When Maps Came to Oz

The Oz stories that L. Frank Baum wrote up through 1914 shaped the maps that he and his publishing team included in that year’s novel, Tik-Tok of Oz. That stands to reason.

Less obviously, those maps shaped the Oz stories that Baum told afterward. None of the Oz novels up through Tik-Tok mentioned maps at all. (In the Little Wizard Stories collection, “Jack Pumpkinhead and the Sawhorse” describes Ozma drawing an impromptu map for Jack to follow to save two lost children.)

In contrast, every Oz novel that followed Tik-Tok included some mention of a map, often an “in-universe” map known to the people of Oz themselves.

The Scarecrow of Oz:
“I’ve been to the Land of Oz before,” said Button-Bright, “but I’ve never been here.”

“Did you ever hear of Jinxland before?” asked Trot.

“No,” said Button-Bright.

“It is on the Map of Oz, though,” asserted the woman, “and it’s a fine country, I assure you. If only," she added, and then paused to look around her with a frightened expression. “If only—” here she stopped again, as if not daring to go on with her speech.
Rinkitink in Oz begins this way:
If you have a map of the Land of Oz handy, you will find that the great Nonestic Ocean washes the shores of the Kingdom of Rinkitink, between which and the Land of Oz lies a strip of the country of the Nome King and a Sandy Desert.
The Lost Princess of Oz doesn’t include the word “map,” but there are extended passages about Oz geography, and Baum sketched a map to appear in the book, as David Maxine discussed at Hungry Tiger Talk.

The Tin Woodman of Oz:
“I have a map of Oz in my pocket,” persisted the boy, “and it shows that the Winkie Country, where we now are, is at the west of Oz, and the Munchkin Country at the east, while directly between them lies the Emerald City.”
The Magic of Oz:
In the central western part of the Gillikin Country is a great tangle of trees called Gugu Forest. It is the biggest forest in all Oz and stretches miles and miles in every direction—north, south, east and west. Adjoining it on the east side is a range of rugged mountains covered with underbrush and small twisted trees.
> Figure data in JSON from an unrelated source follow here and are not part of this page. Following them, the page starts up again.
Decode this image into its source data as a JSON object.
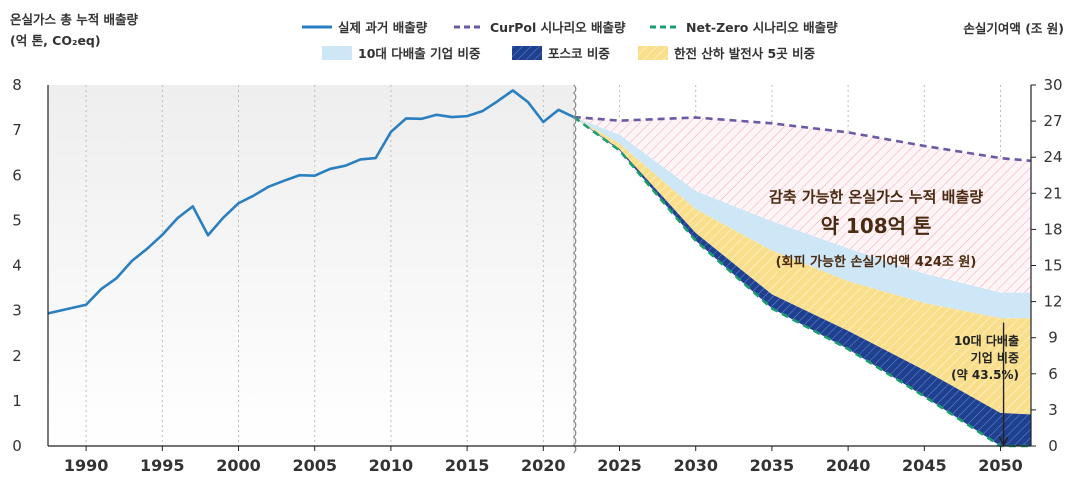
{
  "chart_data": {
    "type": "line",
    "y_left_label": "온실가스 총 누적 배출량",
    "y_left_unit": "(억 톤, CO₂eq)",
    "y_right_label": "손실기여액 (조 원)",
    "ylim_left": [
      0,
      8
    ],
    "ylim_right": [
      0,
      30
    ],
    "y_left_ticks": [
      "0",
      "1",
      "2",
      "3",
      "4",
      "5",
      "6",
      "7",
      "8"
    ],
    "y_right_ticks": [
      "0",
      "3",
      "6",
      "9",
      "12",
      "15",
      "18",
      "21",
      "24",
      "27",
      "30"
    ],
    "xlim": [
      1987.5,
      2052
    ],
    "x_ticks": [
      "1990",
      "1995",
      "2000",
      "2005",
      "2010",
      "2015",
      "2020",
      "2025",
      "2030",
      "2035",
      "2040",
      "2045",
      "2050"
    ],
    "legend": [
      {
        "label": "실제 과거 배출량",
        "kind": "line",
        "color": "#2a7fc0"
      },
      {
        "label": "CurPol 시나리오 배출량",
        "kind": "dash",
        "color": "#6a5aa6"
      },
      {
        "label": "Net-Zero 시나리오 배출량",
        "kind": "dash",
        "color": "#1b9e6e"
      },
      {
        "label": "10대 다배출 기업 비중",
        "kind": "patch",
        "color": "#cde7f6"
      },
      {
        "label": "포스코 비중",
        "kind": "hatch",
        "color": "#1f3f8f"
      },
      {
        "label": "한전 산하 발전사 5곳 비중",
        "kind": "hatch",
        "color": "#f6dc86"
      }
    ],
    "series": [
      {
        "name": "실제 과거 배출량",
        "x": [
          1987.5,
          1990,
          1991,
          1992,
          1993,
          1994,
          1995,
          1996,
          1997,
          1998,
          1999,
          2000,
          2001,
          2002,
          2003,
          2004,
          2005,
          2006,
          2007,
          2008,
          2009,
          2010,
          2011,
          2012,
          2013,
          2014,
          2015,
          2016,
          2017,
          2018,
          2019,
          2020,
          2021,
          2022
        ],
        "y": [
          2.94,
          3.13,
          3.48,
          3.72,
          4.1,
          4.37,
          4.68,
          5.05,
          5.31,
          4.67,
          5.06,
          5.38,
          5.55,
          5.75,
          5.88,
          6.0,
          5.99,
          6.14,
          6.21,
          6.35,
          6.38,
          6.96,
          7.26,
          7.25,
          7.34,
          7.29,
          7.31,
          7.42,
          7.64,
          7.88,
          7.62,
          7.18,
          7.45,
          7.29
        ]
      },
      {
        "name": "CurPol 시나리오 배출량",
        "x": [
          2022,
          2025,
          2030,
          2035,
          2040,
          2045,
          2050,
          2052
        ],
        "y": [
          7.29,
          7.21,
          7.28,
          7.15,
          6.95,
          6.65,
          6.38,
          6.32
        ]
      },
      {
        "name": "Net-Zero 시나리오 배출량",
        "x": [
          2022,
          2025,
          2030,
          2035,
          2040,
          2045,
          2050,
          2052
        ],
        "y": [
          7.29,
          6.55,
          4.55,
          3.05,
          2.15,
          1.1,
          0.0,
          0.0
        ]
      }
    ],
    "bands_top_y": {
      "x": [
        2022,
        2025,
        2030,
        2035,
        2040,
        2045,
        2050,
        2052
      ],
      "ten_emitters": [
        7.29,
        6.9,
        5.65,
        4.98,
        4.38,
        3.82,
        3.4,
        3.4
      ],
      "kepco_gencos": [
        7.29,
        6.7,
        5.25,
        4.33,
        3.65,
        3.17,
        2.83,
        2.83
      ],
      "posco": [
        7.29,
        6.58,
        4.72,
        3.36,
        2.55,
        1.68,
        0.73,
        0.7
      ]
    },
    "annotations": {
      "reducible_title": "감축 가능한 온실가스 누적 배출량",
      "reducible_value": "약 108억 톤",
      "avoidable_loss": "(회피 가능한 손실기여액 424조 원)",
      "ten_share_line1": "10대 다배출",
      "ten_share_line2": "기업 비중",
      "ten_share_line3": "(약 43.5%)"
    }
  }
}
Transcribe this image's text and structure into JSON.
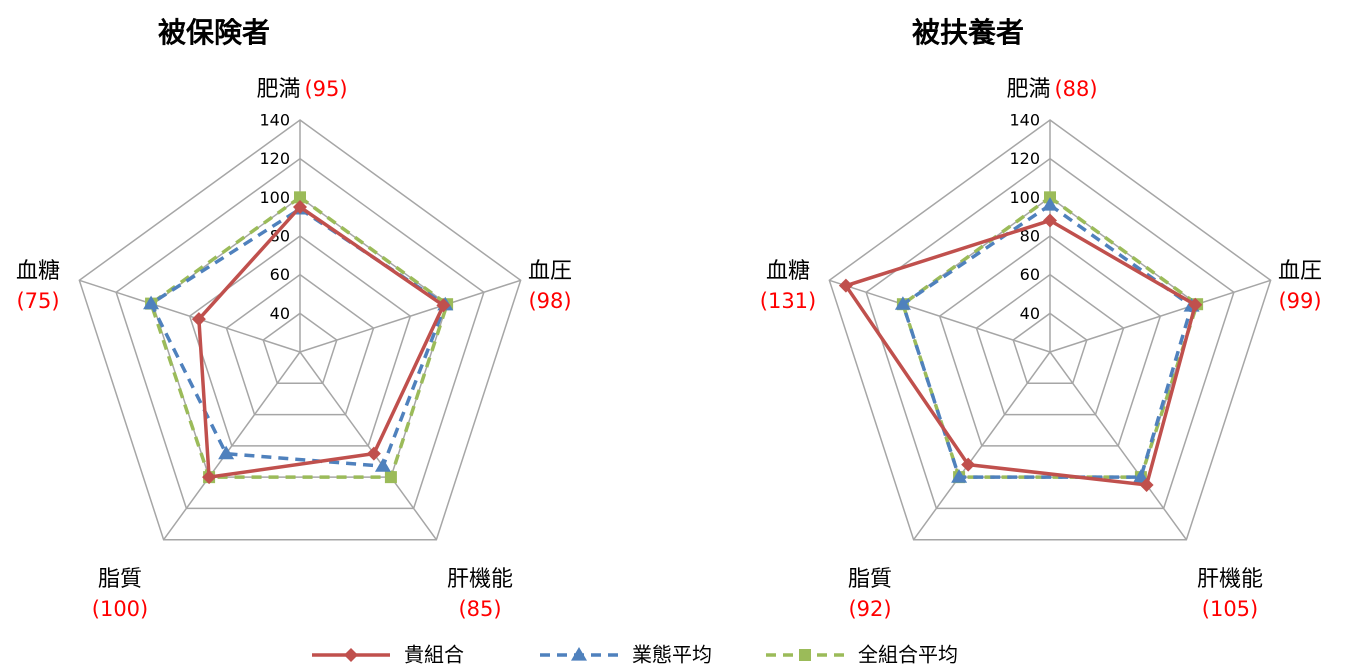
{
  "chart_data": [
    {
      "type": "radar",
      "title": "被保険者",
      "axes": [
        "肥満",
        "血圧",
        "肝機能",
        "脂質",
        "血糖"
      ],
      "axis_values": [
        "(95)",
        "(98)",
        "(85)",
        "(100)",
        "(75)"
      ],
      "rlim": [
        20,
        140
      ],
      "ticks": [
        40,
        60,
        80,
        100,
        120,
        140
      ],
      "series": [
        {
          "name": "貴組合",
          "values": [
            95,
            98,
            85,
            100,
            75
          ]
        },
        {
          "name": "業態平均",
          "values": [
            94,
            99,
            93,
            85,
            101
          ]
        },
        {
          "name": "全組合平均",
          "values": [
            100,
            100,
            100,
            100,
            101
          ]
        }
      ]
    },
    {
      "type": "radar",
      "title": "被扶養者",
      "axes": [
        "肥満",
        "血圧",
        "肝機能",
        "脂質",
        "血糖"
      ],
      "axis_values": [
        "(88)",
        "(99)",
        "(105)",
        "(92)",
        "(131)"
      ],
      "rlim": [
        20,
        140
      ],
      "ticks": [
        40,
        60,
        80,
        100,
        120,
        140
      ],
      "series": [
        {
          "name": "貴組合",
          "values": [
            88,
            99,
            105,
            92,
            131
          ]
        },
        {
          "name": "業態平均",
          "values": [
            96,
            97,
            100,
            100,
            100
          ]
        },
        {
          "name": "全組合平均",
          "values": [
            100,
            100,
            100,
            100,
            100
          ]
        }
      ]
    }
  ],
  "legend": [
    {
      "label": "貴組合",
      "color": "#C0504D",
      "marker": "diamond",
      "dash": "solid"
    },
    {
      "label": "業態平均",
      "color": "#4F81BD",
      "marker": "triangle",
      "dash": "dashed"
    },
    {
      "label": "全組合平均",
      "color": "#9BBB59",
      "marker": "square",
      "dash": "dashed"
    }
  ],
  "grid_color": "#A6A6A6"
}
You can find this place by looking at the Map of the Land of Oz.
Glinda of Oz:
“This is funny!” she exclaimed. “Did you know, Ozma, that there were people in your Land of Oz called Skeezers?”

“Yes,” replied Ozma, coming to her side, “I know that on Professor Wogglebug’s Map of the Land of Oz there is a place marked ‘Skeezer,’ but what the Skeezers are like I do not know. No one I know has ever seen them or heard of them. The Skeezer Country is ’way at the upper edge of the Gillikin Country, with the sandy, impassable desert on one side and the mountains of Oogaboo on another side. That is a part of the Land of Oz of which I know very little.”
The Tik-Tok maps are, after all, credited to Prof. Wogglebug.